“Motherfuck—!” Daddy’s hands run down me frantically. “Baby?”
“I’m okay,” I reassure him. Sharply, I say, “Miranda, go home. You just attacked me with a knife. Everyone here is a witness. I’m recording this. There’s CCTV. If you don’t want to spend Livvy’s childhood in jail, go home.”
She hunches over like she’s going to puke, shaking her head. “I’m so sorry. Oh, God, I’m so sorry.”
“Lo!” Master Mac shouts. I hear running footsteps but I don’t take my eyes off Miranda.
“Miranda, I won’t warn you again. Go home.”
She straightens and looks at me, her eyes pleading. “Emily?—”
“Don’t you dare talk to her,” Daddy snarls.
“It’s okay,” I say. “This is the last time she ever will. Go home, Miranda. Go home. This is done.”
She nods, turns, and runs across the street, dodging traffic.

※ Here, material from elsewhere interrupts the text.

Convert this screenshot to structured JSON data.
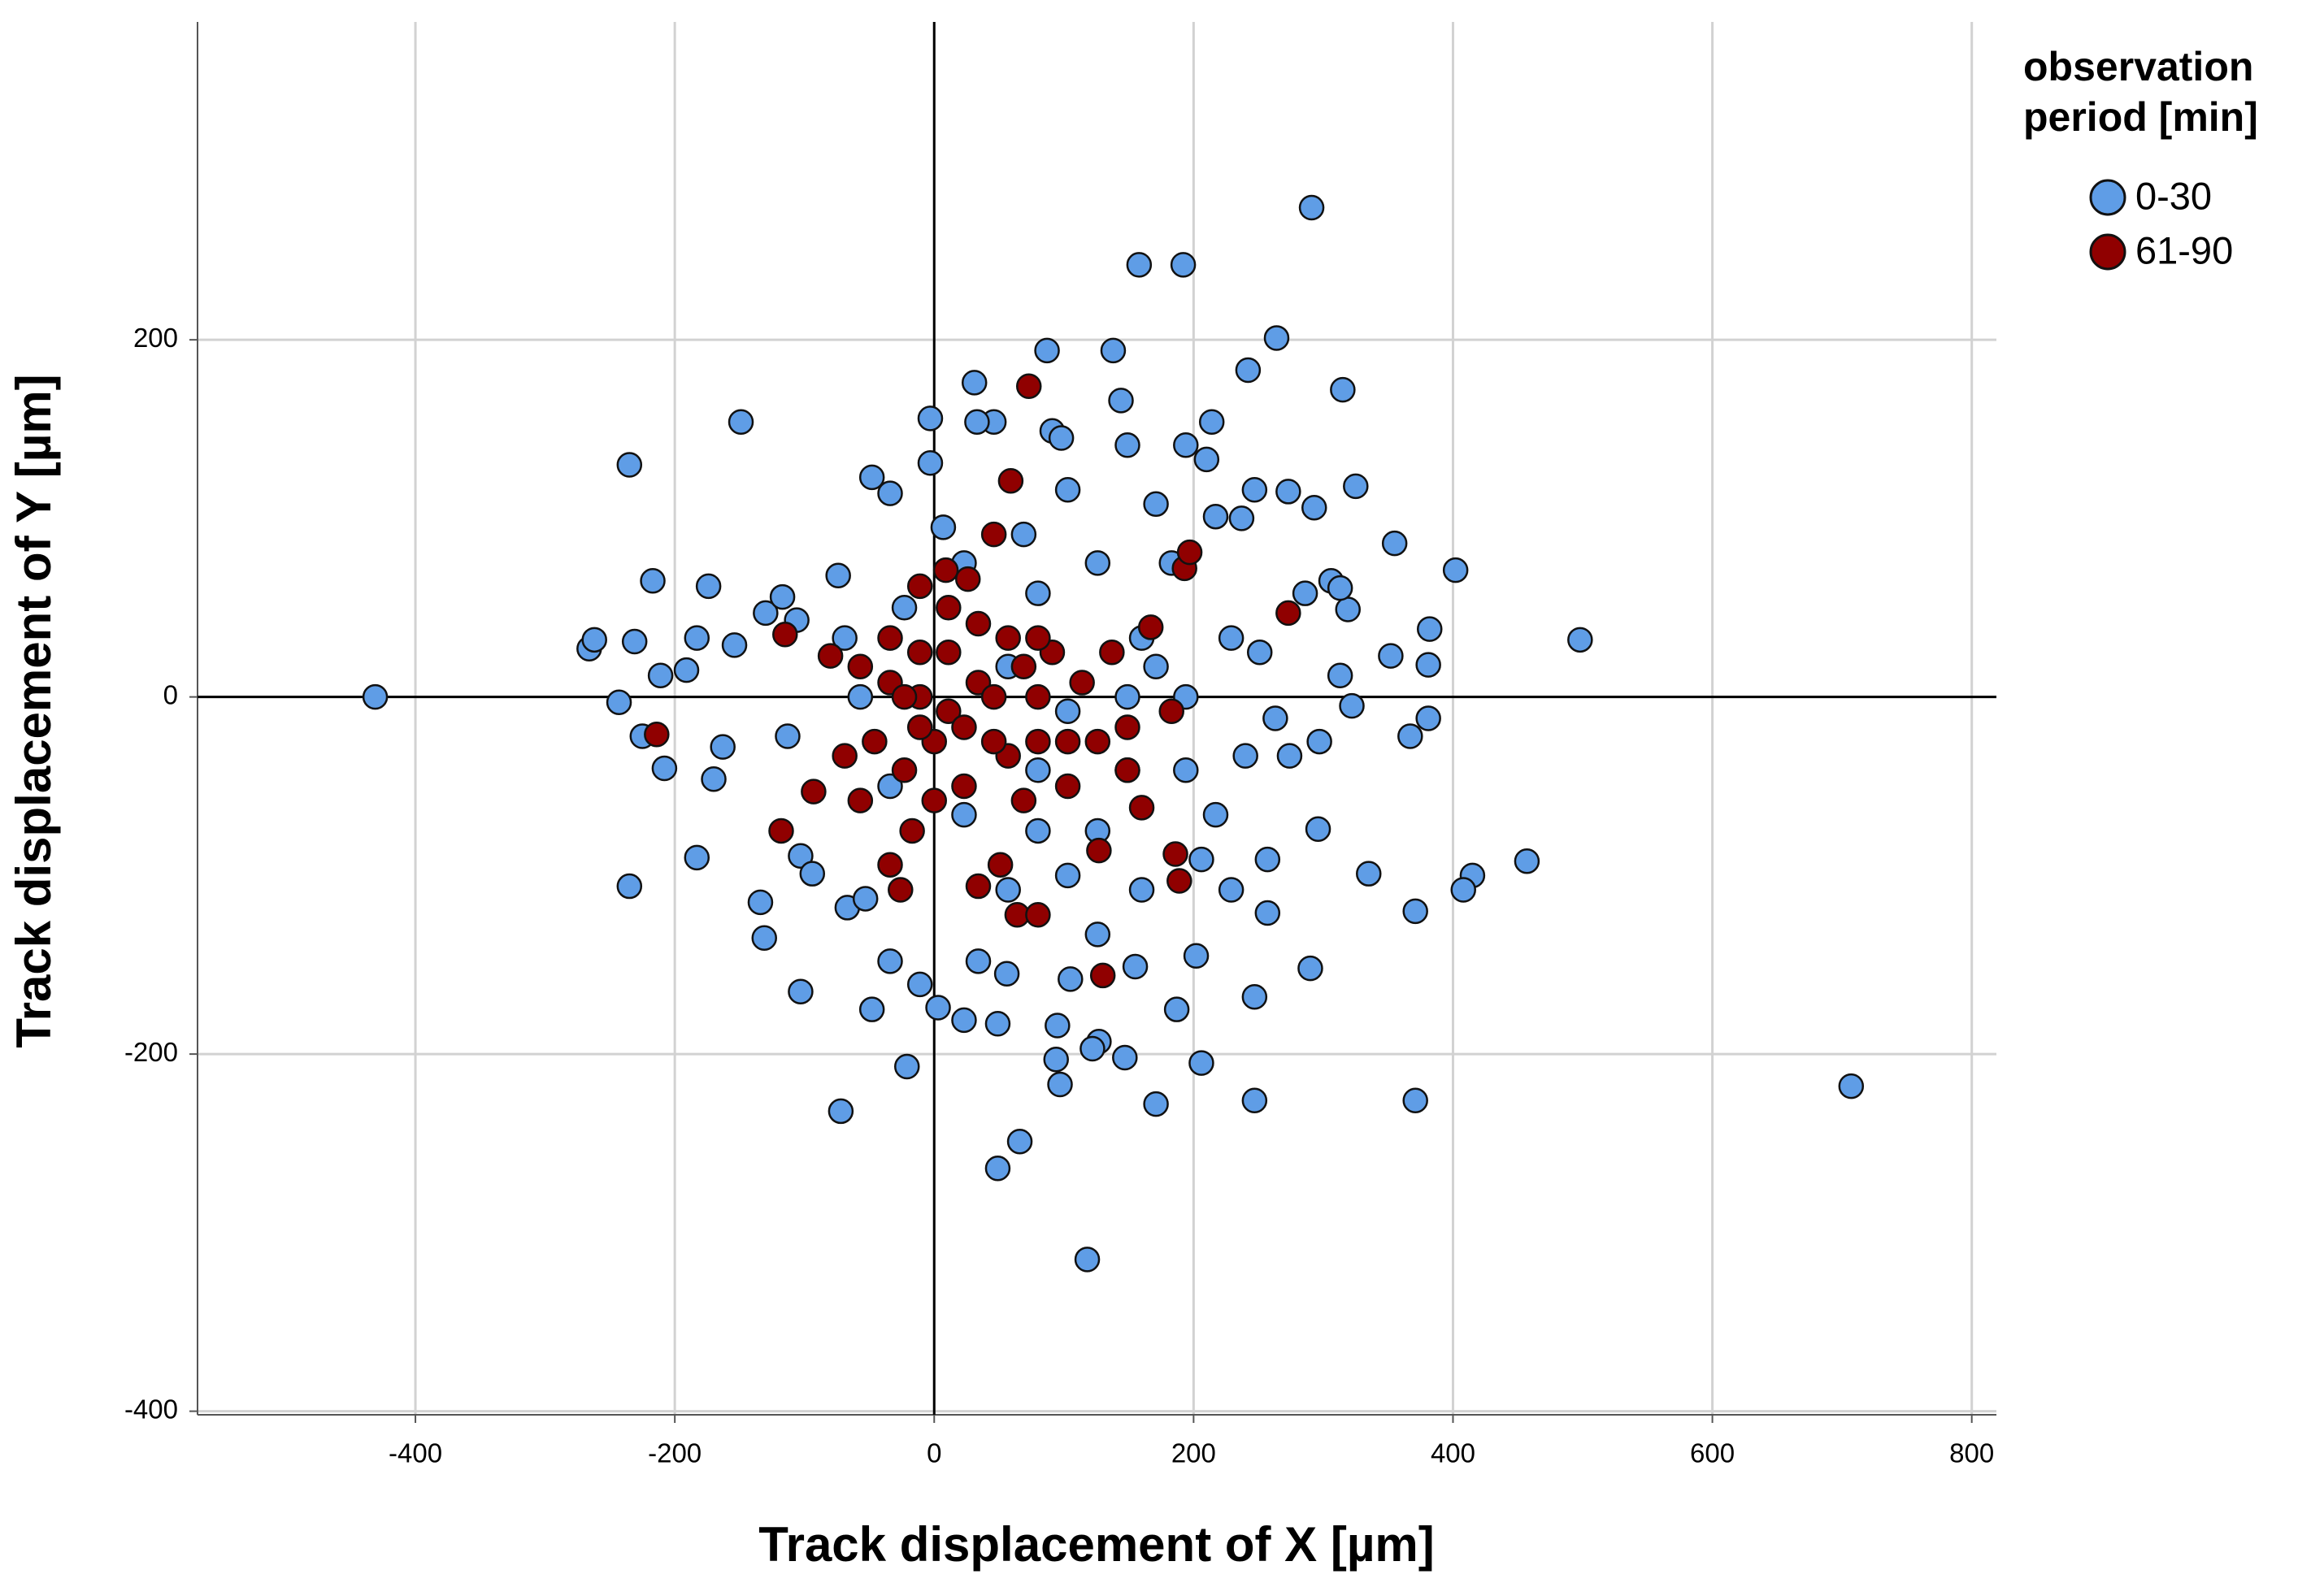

Daddy grabs my shoulders and turns me around. I hold the bag out to the side so the scalpel doesn’t get caught between our bodies. Daddy looks down at me, his hand running down the front of my coat.
“Baby, where’s the knife?”
I hold up the diaper bag.
Daddy chokes, then begins to laugh. “Livvy’s diaper bag?”
I nod. “She may have hit a few Little Larrys, too.”
“Baby.” Daddy pulls me close and wraps me in a tight hug. “I’ll buy you a million Little Larrys.”
I reach behind him, grab the handle of Livvy’s stroller, and move it back and forth so she stops whimpering. I couldn’t hear her during my confrontation with Miranda. Tunnel hearing, I guess. But now I can hear her building up to a full fret. My psychic baby.
“I’m okay, Daddy,” I promise him. “Can we go home now?”
He kisses me on the forehead and squeezes me before he lets me go. “Yes, my little wonder. Let’s go home.”
A hard arm comes around my back. I control a flinch. Miranda wouldn’t touch me like that. It has to be Master Mac. I look up into his red face. He takes Livvy’s diaper bag and glares at the scalpel handle sticking out of it like it’s done him personal wrong.
“Don’t touch it,” Daddy warns. “It’ll have Miranda’s fingerprints on it.”
Mac nods and holds the backpack horizontal so the handle sticks up out of it. A silver, accusatory finger. I imagine it chasing Miranda all the way back to England.
Mac leads us to an Uber where a very harassed-looking driver is trying to ignore the horns blaring behind him. We make quick work of climbing in, unclipping the stroller seat from its base, and clicking it into the seat belt. I settle on one side of the stroller seat and Daddy sits on the other, awkwardly stretching across so he can put his arm around my shoulders. I understand his need to have us both in his arms and lean in.
As the car pulls out in a fresh flurry of horns, I take a deep breath and let it out. It took a sword, a shield, and an attempted stabbing but the Mir-beast has finally been defeated.
thirty-four
EMILY
“Ding, dong, the witch is dead!”Bren yells, plucking Livvy from her bouncy chair and swinging her around. Livvy giggles madly.
I smother a giggle because Daddy doesn’t like us calling the Mir-beast names but I share her sentiment. I pick up tongs to turn over the breakfast links I’m grilling. If I do a little “witch is dead” shuffle-dance, surely Daddy can’t blame me for that.
Bren missed all the excitement. She’s expressed to Master Mac, very loudly and in no uncertain terms, that she won’t be left behind the next time he answers a distress call. I think it was all the curse words she used that got her the spanking I heard before she and Master Mac came down for breakfast. Her glowing pink cheeks and thighs don’t seem to be dimming her enthusiasm this morning, though.
She holds Livvy against her chest as she bounces over. She smacks a kiss on my cheek and starts the coffee maker.
“C’mon, Emmy, you have to feel a little triumphant,” she says.